The increase, said commission chairman Jeff Clemons, comes after a decade of keeping county trash pickup costs level, and was calculated by retroactively applying the annual increase in the U.S. Bureau of Labor Statistics’ Consumer Price Index (CPI) to that time period.
“Anytime you raise rates, people are not going to be happy,” said Clemons. “It isn’t something that we want to do, but we don’t have much of a choice. With the CPI going up every year, and expected to go up more, eventually it catches up with you. You can’t continue to keep rates level in that environment and still run a service.”
For residential customers, the new rates mean monthly trash pickup rates will increase from $12.01 to $15.01 per month, though senior citizens — who pay $7.82 per month for pickup services — are exempt, and will continue to pay that same rate.
Commissioners said that the increase is intended to bring the department’s revenues in line with its annual operating costs, which this year have seen an approximate $500,000 shortfall in a sanitation budget of approximately $6.5 million for the current, soon-to-end fiscal year. Price increases in future years are built into the measure the commission approved Tuesday, with each year’s potential increase pegged to the annual change in the rate of inflation measured by the national CPI.
Part of the reason for the current shortfall is the county’s debt service on its recently-implemented fleet of automated residential garbage pickup trucks. In 2019, the commission approved a $4.9 million overhaul of its former three person per-crew trash pickup service, switching to automated vehicles that each can be operated by a single person. That initial fleet of vehicles was purchased all at once, and commissioners agreed that the county should secure the needed revenue to be able to replace the vehicles, as they age, in order to avoid the need to borrow such a large sum all at once in the future.
Commissioners said recent increases in the cost the county pays to Cullman Environmental, Inc., the local company that owns the Cullman County Landfill, also contributed to the decision to raise rates.
“There’s not any fixed-price structure in our contract with Cullman Environmental,” said Clemons. “They’ve been going up in cost since 2012 at a rate of about three to four percent. But this year, it jumped up to 6.8 percent, which for us is a huge increase — and we don’t even know about these increases until we get the bill.

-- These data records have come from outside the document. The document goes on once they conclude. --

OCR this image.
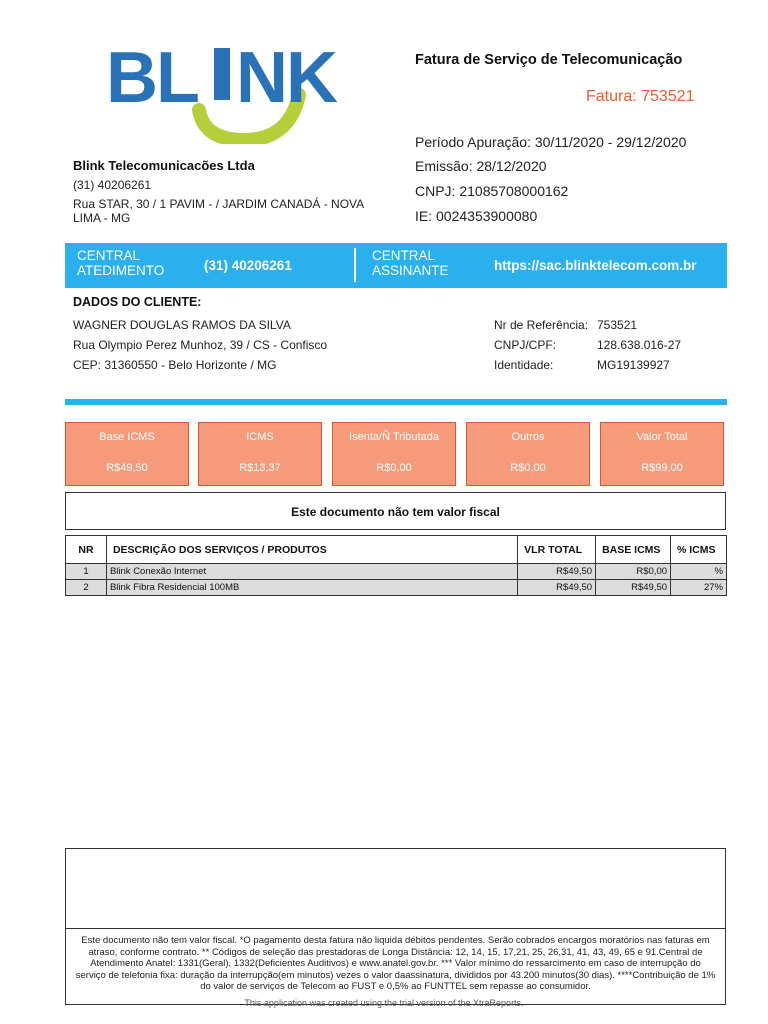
BL NK	Fatura de Serviço de Telecomunicação
Fatura: 753521
Período Apuração: 30/11/2020 - 29/12/2020
Emissão: 28/12/2020
CNPJ: 21085708000162
IE: 0024353900080
Blink Telecomunicacões Ltda
(31) 40206261
Rua STAR, 30 / 1 PAVIM - / JARDIM CANADÁ - NOVA LIMA - MG
CENTRAL
ATEDIMENTO	(31) 40206261
CENTRAL
ASSINANTE	https://sac.blinktelecom.com.br
DADOS DO CLIENTE:
WAGNER DOUGLAS RAMOS DA SILVA
Rua Olympio Perez Munhoz, 39 / CS - Confisco
CEP: 31360550 - Belo Horizonte / MG
Nr de Referência: 753521
CNPJ/CPF:	128.638.016-27
Identidade:	MG19139927
Base ICMS
R$49,50
ICMS
R$13,37
Isenta/Ñ Tributada
R$0,00
Outros
R$0,00
Valor Total
R$99,00
Este documento não tem valor fiscal
NR	DESCRIÇÃO DOS SERVIÇOS / PRODUTOS	VLR TOTAL	BASE ICMS	% ICMS
1	Blink Conexão Internet	R$49,50	R$0,00	%
2	Blink Fibra Residencial 100MB	R$49,50	R$49,50	27%
Este documento não tem valor fiscal. *O pagamento desta fatura não liquida débitos pendentes. Serão cobrados encargos moratórios nas faturas em atraso, conforme contrato. ** Códigos de seleção das prestadoras de Longa Distância: 12, 14, 15, 17,21, 25, 26,31, 41, 43, 49, 65 e 91.Central de Atendimento Anatel: 1331(Geral), 1332(Deficientes Auditivos) e www.anatel.gov.br. *** Valor mínimo do ressarcimento em caso de interrupção do serviço de telefonia fixa: duração da interrupção(em minutos) vezes o valor daassinatura, divididos por 43.200 minutos(30 dias). ****Contribuição de 1% do valor de serviços de Telecom ao FUST e 0,5% ao FUNTTEL sem repasse ao consumidor.
This application was created using the trial version of the XtraReports.
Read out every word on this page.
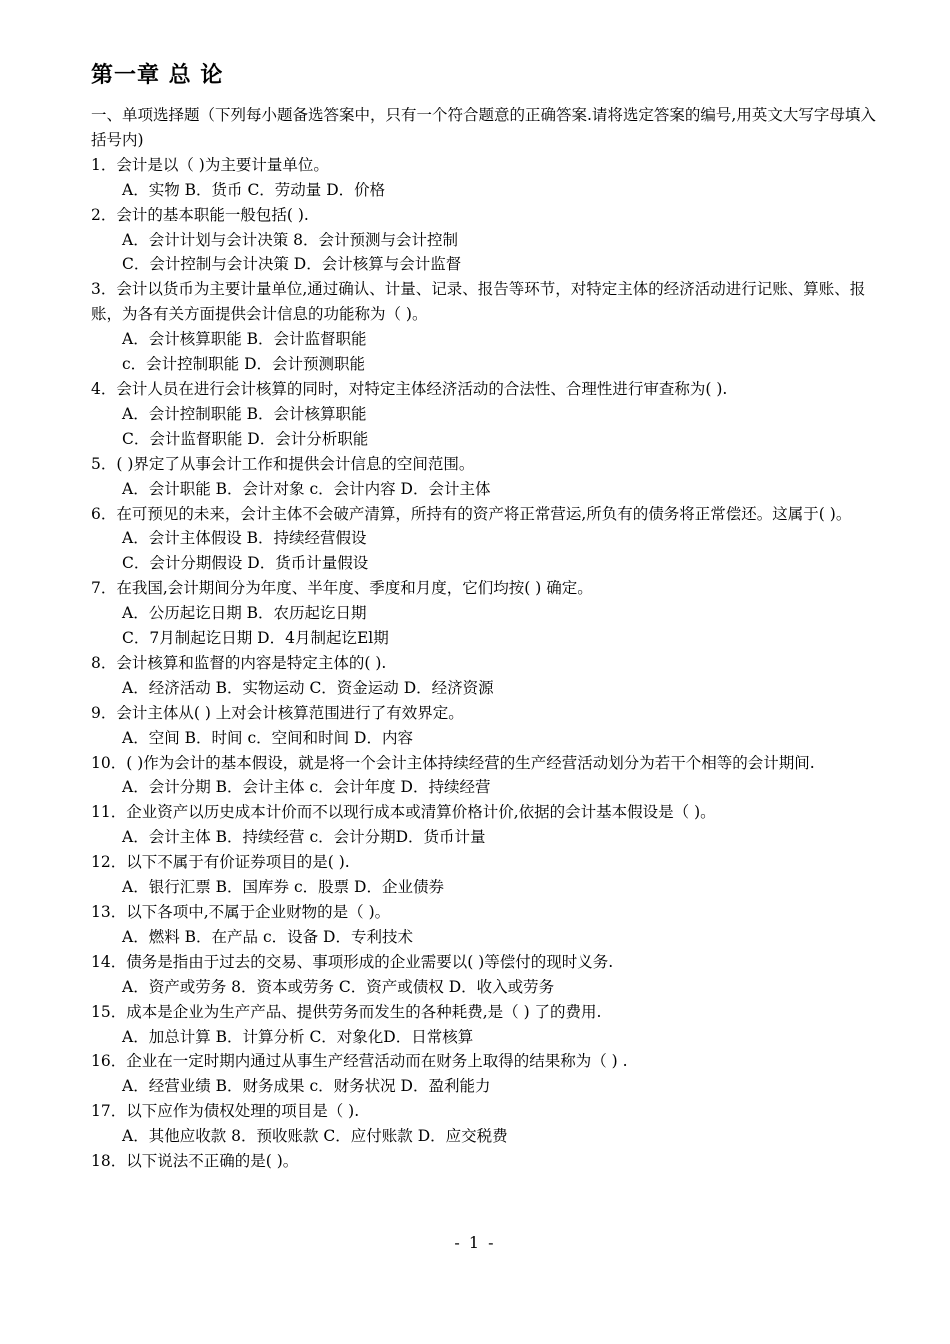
第一章 总 论
一、单项选择题（下列每小题备选答案中，只有一个符合题意的正确答案.请将选定答案的编号,用英文大写字母填入括号内)
1．会计是以（ )为主要计量单位。
A．实物 B．货币 C．劳动量 D．价格
2．会计的基本职能一般包括( ).
A．会计计划与会计决策 8．会计预测与会计控制
C．会计控制与会计决策 D．会计核算与会计监督
3．会计以货币为主要计量单位,通过确认、计量、记录、报告等环节，对特定主体的经济活动进行记账、算账、报账，为各有关方面提供会计信息的功能称为（ )。
A．会计核算职能 B．会计监督职能
c．会计控制职能 D．会计预测职能
4．会计人员在进行会计核算的同时，对特定主体经济活动的合法性、合理性进行审查称为( ).
A．会计控制职能 B．会计核算职能
C．会计监督职能 D．会计分析职能
5．( )界定了从事会计工作和提供会计信息的空间范围。
A．会计职能 B．会计对象 c．会计内容 D．会计主体
6．在可预见的未来，会计主体不会破产清算，所持有的资产将正常营运,所负有的债务将正常偿还。这属于( )。
A．会计主体假设 B．持续经营假设
C．会计分期假设 D．货币计量假设
7．在我国,会计期间分为年度、半年度、季度和月度，它们均按( ) 确定。
A．公历起讫日期 B．农历起讫日期
C．7月制起讫日期 D．4月制起讫El期
8．会计核算和监督的内容是特定主体的( ).
A．经济活动 B．实物运动 C．资金运动 D．经济资源
9．会计主体从( ) 上对会计核算范围进行了有效界定。
A．空间 B．时间 c．空间和时间 D．内容
10．( )作为会计的基本假设，就是将一个会计主体持续经营的生产经营活动划分为若干个相等的会计期间.
A．会计分期 B．会计主体 c．会计年度 D．持续经营
11．企业资产以历史成本计价而不以现行成本或清算价格计价,依据的会计基本假设是（ )。
A．会计主体 B．持续经营 c．会计分期D．货币计量
12．以下不属于有价证券项目的是( ).
A．银行汇票 B．国库券 c．股票 D．企业债券
13．以下各项中,不属于企业财物的是（ )。
A．燃料 B．在产品 c．设备 D．专利技术
14．债务是指由于过去的交易、事项形成的企业需要以( )等偿付的现时义务.
A．资产或劳务 8．资本或劳务 C．资产或债权 D．收入或劳务
15．成本是企业为生产产品、提供劳务而发生的各种耗费,是（ ) 了的费用.
A．加总计算 B．计算分析 C．对象化D．日常核算
16．企业在一定时期内通过从事生产经营活动而在财务上取得的结果称为（ ) .
A．经营业绩 B．财务成果 c．财务状况 D．盈利能力
17．以下应作为债权处理的项目是（ ).
A．其他应收款 8．预收账款 C．应付账款 D．应交税费
18．以下说法不正确的是( )。
- 1 -
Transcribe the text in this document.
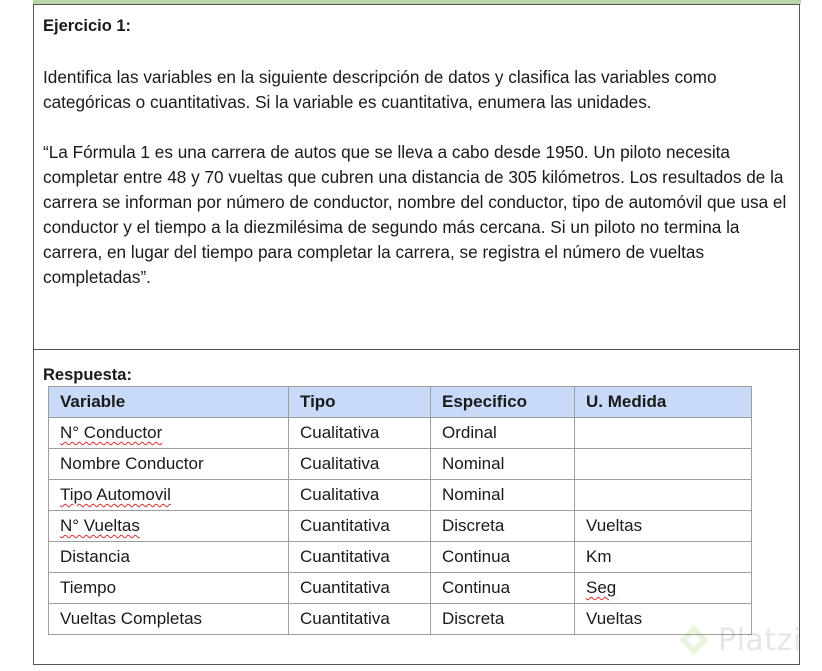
Ejercicio 1:

Identifica las variables en la siguiente descripción de datos y clasifica las variables como categóricas o cuantitativas. Si la variable es cuantitativa, enumera las unidades.

“La Fórmula 1 es una carrera de autos que se lleva a cabo desde 1950. Un piloto necesita completar entre 48 y 70 vueltas que cubren una distancia de 305 kilómetros. Los resultados de la carrera se informan por número de conductor, nombre del conductor, tipo de automóvil que usa el conductor y el tiempo a la diezmilésima de segundo más cercana. Si un piloto no termina la carrera, en lugar del tiempo para completar la carrera, se registra el número de vueltas completadas”.

Respuesta:

Variable	Tipo	Especifico	U. Medida
N° Conductor	Cualitativa	Ordinal	
Nombre Conductor	Cualitativa	Nominal	
Tipo Automovil	Cualitativa	Nominal	
N° Vueltas	Cuantitativa	Discreta	Vueltas
Distancia	Cuantitativa	Continua	Km
Tiempo	Cuantitativa	Continua	Seg
Vueltas Completas	Cuantitativa	Discreta	Vueltas
Platzi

“One thing I really hope to stress is that we were able to keep our senior rates the same, which is a big deal because we have so many seniors in Cullman County who live on a moderate or fixed income,” he added. “And our new rates will still be about a dollar cheaper than what customers pay in the City of Cullman — and less expensive than what people pay in Walker; in Blount; in Winston — cheaper, really, than most of our surrounding counties.”